We both sat silent for a little while until a pair of headlights approached from behind and I said to her, “The police are coming! Watch out!” But she wasn't fooled. Or she hadn't understood what I said, because she only casually turned around, and then she turned back at me and smiled again.
But she at last acknowledged that I wasn't moving the car with her in it, and the car behind us was going to lose patience soon. She opened the door and got out. I drove away to the sound of three young women laughing in the night.
Thresh for Germany
After spending so much time in cities in South Africa, obsessed with soaking up as much World Cup action as possible, it was a relief to drive back into the mountains of Lesotho. The jagged ridges of Qacha's Nek surrounded me like a buffer, as did the yellow fields of corn and sorghum which were half-harvested. But for the hum of my car, it was a quiet scene as I cruised around another bend, and then down in the fields I saw a circle of men: In unison, they raised knobkerries and smashed them down, they raised the knobkerries again, stamped their feet, and together they smashed them down. I stopped the car. What were they smashing?
I walked across the road, through part of a harvested sorghum field, and saw that they were standing on a tarp and threshing a pile of sorghum heads -- separating the small round grains from the stalk. Still in unison, they drew the wooden knobkerries high and brought them down. Smash.

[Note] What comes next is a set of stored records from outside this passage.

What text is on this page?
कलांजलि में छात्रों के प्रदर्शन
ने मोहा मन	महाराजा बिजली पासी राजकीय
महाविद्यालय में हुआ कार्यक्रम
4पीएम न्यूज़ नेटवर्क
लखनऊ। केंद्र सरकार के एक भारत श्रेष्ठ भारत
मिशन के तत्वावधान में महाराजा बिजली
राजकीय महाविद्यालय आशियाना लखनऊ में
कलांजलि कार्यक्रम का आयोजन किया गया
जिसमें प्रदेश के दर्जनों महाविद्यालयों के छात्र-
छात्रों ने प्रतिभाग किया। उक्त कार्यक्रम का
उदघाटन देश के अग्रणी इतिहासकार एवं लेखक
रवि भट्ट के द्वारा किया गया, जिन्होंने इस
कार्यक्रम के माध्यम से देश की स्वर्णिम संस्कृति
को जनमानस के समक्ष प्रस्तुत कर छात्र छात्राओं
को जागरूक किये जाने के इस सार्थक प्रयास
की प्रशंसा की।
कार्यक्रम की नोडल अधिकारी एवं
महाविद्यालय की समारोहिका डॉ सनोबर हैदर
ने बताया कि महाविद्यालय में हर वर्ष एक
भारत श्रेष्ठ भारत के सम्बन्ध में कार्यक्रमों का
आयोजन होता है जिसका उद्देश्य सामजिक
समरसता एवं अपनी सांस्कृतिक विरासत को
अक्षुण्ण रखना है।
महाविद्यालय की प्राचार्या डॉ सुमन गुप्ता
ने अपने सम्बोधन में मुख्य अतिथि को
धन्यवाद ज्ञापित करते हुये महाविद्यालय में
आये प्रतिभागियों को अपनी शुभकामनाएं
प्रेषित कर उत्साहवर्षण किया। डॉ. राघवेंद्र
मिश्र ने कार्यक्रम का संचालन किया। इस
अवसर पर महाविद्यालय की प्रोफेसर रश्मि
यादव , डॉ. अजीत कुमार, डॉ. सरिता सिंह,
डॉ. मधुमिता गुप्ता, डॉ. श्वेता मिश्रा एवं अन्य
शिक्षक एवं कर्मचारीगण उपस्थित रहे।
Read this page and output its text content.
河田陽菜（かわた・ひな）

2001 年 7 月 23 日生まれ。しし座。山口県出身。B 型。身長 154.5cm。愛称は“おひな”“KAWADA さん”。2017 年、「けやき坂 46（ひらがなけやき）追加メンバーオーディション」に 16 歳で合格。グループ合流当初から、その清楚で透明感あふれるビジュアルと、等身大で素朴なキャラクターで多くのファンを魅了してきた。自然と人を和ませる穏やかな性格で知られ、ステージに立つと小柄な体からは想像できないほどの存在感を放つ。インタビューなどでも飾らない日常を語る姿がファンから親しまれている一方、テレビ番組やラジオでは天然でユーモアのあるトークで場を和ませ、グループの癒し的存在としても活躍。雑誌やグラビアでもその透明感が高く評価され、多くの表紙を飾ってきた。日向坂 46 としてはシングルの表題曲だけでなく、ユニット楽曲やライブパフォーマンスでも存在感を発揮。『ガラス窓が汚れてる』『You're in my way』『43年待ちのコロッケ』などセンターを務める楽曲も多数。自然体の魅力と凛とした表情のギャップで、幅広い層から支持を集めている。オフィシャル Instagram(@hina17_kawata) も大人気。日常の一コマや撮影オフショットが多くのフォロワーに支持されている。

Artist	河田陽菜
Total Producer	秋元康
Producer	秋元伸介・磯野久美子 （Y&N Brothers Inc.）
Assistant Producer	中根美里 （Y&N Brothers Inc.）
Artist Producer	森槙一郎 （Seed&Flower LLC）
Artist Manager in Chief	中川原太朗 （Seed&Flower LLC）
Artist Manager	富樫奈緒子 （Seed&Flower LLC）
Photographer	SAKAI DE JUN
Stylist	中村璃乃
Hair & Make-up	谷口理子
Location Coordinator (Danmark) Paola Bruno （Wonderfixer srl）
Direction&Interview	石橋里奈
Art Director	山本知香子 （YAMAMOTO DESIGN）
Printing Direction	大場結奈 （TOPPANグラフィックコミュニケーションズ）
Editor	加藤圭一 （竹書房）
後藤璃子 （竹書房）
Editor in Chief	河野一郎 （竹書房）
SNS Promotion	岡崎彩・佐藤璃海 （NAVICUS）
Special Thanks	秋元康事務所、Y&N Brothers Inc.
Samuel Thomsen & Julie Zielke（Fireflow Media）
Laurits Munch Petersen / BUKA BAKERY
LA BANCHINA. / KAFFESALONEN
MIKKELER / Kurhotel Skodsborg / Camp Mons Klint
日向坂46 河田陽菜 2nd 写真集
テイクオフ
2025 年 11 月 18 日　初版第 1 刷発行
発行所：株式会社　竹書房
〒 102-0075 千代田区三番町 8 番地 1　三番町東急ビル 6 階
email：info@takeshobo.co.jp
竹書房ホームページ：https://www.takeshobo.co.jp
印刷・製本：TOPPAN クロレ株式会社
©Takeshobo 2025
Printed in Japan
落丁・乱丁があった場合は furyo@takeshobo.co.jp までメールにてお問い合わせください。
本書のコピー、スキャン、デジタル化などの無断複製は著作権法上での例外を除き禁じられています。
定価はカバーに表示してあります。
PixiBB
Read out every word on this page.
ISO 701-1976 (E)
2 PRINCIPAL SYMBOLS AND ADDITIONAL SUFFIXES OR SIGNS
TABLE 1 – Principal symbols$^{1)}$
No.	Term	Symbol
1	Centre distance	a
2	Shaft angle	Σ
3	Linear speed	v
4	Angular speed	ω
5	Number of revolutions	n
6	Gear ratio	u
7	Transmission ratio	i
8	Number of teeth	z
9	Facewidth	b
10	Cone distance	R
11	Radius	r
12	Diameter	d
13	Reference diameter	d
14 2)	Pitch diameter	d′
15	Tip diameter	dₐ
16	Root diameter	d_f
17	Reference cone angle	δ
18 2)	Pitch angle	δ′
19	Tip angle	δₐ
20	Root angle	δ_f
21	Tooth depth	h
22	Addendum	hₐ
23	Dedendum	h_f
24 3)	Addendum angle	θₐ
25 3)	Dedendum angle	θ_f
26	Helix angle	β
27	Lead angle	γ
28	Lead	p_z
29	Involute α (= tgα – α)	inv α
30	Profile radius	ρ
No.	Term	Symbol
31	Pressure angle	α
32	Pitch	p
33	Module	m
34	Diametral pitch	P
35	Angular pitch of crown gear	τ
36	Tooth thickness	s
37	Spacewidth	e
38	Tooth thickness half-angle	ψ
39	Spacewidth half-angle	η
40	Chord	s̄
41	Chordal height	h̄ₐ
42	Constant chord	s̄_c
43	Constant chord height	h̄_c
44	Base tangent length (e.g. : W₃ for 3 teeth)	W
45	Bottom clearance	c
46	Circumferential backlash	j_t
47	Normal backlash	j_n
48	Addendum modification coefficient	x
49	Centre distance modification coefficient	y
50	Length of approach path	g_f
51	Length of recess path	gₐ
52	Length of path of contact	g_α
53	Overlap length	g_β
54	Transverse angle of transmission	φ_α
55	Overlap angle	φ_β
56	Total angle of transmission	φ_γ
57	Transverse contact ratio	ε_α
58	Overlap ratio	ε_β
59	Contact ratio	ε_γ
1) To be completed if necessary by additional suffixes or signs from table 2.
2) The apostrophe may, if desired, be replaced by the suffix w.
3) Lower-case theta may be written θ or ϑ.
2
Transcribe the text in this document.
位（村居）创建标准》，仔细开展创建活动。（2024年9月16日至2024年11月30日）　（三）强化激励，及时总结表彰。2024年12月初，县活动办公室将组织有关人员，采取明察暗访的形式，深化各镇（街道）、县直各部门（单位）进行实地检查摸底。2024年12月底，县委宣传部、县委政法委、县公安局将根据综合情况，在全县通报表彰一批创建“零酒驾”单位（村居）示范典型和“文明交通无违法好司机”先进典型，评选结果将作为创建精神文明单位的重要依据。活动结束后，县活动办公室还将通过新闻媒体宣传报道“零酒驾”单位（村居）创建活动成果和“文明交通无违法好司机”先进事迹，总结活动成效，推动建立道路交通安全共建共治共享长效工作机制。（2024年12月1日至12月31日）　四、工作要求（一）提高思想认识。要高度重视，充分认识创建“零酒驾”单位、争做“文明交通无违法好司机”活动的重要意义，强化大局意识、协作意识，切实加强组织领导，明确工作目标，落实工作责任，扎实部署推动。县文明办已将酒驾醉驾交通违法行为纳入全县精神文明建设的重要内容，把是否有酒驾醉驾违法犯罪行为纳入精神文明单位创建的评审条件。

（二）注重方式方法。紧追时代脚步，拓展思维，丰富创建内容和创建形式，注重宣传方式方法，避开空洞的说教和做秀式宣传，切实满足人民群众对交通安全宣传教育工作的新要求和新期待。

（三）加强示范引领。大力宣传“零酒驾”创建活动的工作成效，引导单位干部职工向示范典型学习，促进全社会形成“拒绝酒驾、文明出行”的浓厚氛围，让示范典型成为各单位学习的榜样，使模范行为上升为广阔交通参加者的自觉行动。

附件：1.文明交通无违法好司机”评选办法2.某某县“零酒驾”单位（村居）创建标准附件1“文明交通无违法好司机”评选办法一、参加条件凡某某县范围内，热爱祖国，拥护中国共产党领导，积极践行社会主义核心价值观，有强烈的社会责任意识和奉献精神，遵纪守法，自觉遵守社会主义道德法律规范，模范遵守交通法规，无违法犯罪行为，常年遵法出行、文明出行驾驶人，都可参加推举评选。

They also sang. A couple women and a handful of girls stood nearby also watching the men, so I asked one of the girls what the men were singing about. “It's not clear,” she said. Men in Lesotho working in the fields or herding animals always sang, and they always sang like that: deeply and in mumbles so you couldn't understand the words.
They were in such a rhythm that they paid no attention to the foreigner now watching them. I stared at the pile of sorghum heads convulse under their knobkerrie blows, I looked at the faces of the men covered in masks and scarves, and I floated off into a zone where I recalled the pleasures of the simple rural life I had experienced in Tsoeneng, where you worked to create food, then you ate it, you worked to create more, and then you ate it. The cycle seemed like it would get monotonous, but it never had for me. I missed it, and I was happy to be surrounded by fields again.
I continued to strain to hear the words of their song. Finally, I asked the girl next to me again, “I think I hear them say: 'Ua e bona khosi ea Majeremane.'” She said that now she heard the same thing.
The men put down their knobkerries for a rest and one of them said to me, “You see how we thresh sorghum with the knobkerries?”
“Yes, and I like your song. Are the words: 'You see the king of the Germans'?”
He laughed. “That's right. Today we are supporting Germany, as they have a game against Spain.”
The nearest village was a mile or two away, and I doubted it even had electricity. “Where do you watch the soccer?”
“In the village down there, there is a TV.”
While I had watched their labor and fallen into nostalgia about the simple rural life of the Lesotho countryside, they had been singing in support of the Germans in the FIFA World Cup. This event knew no limits.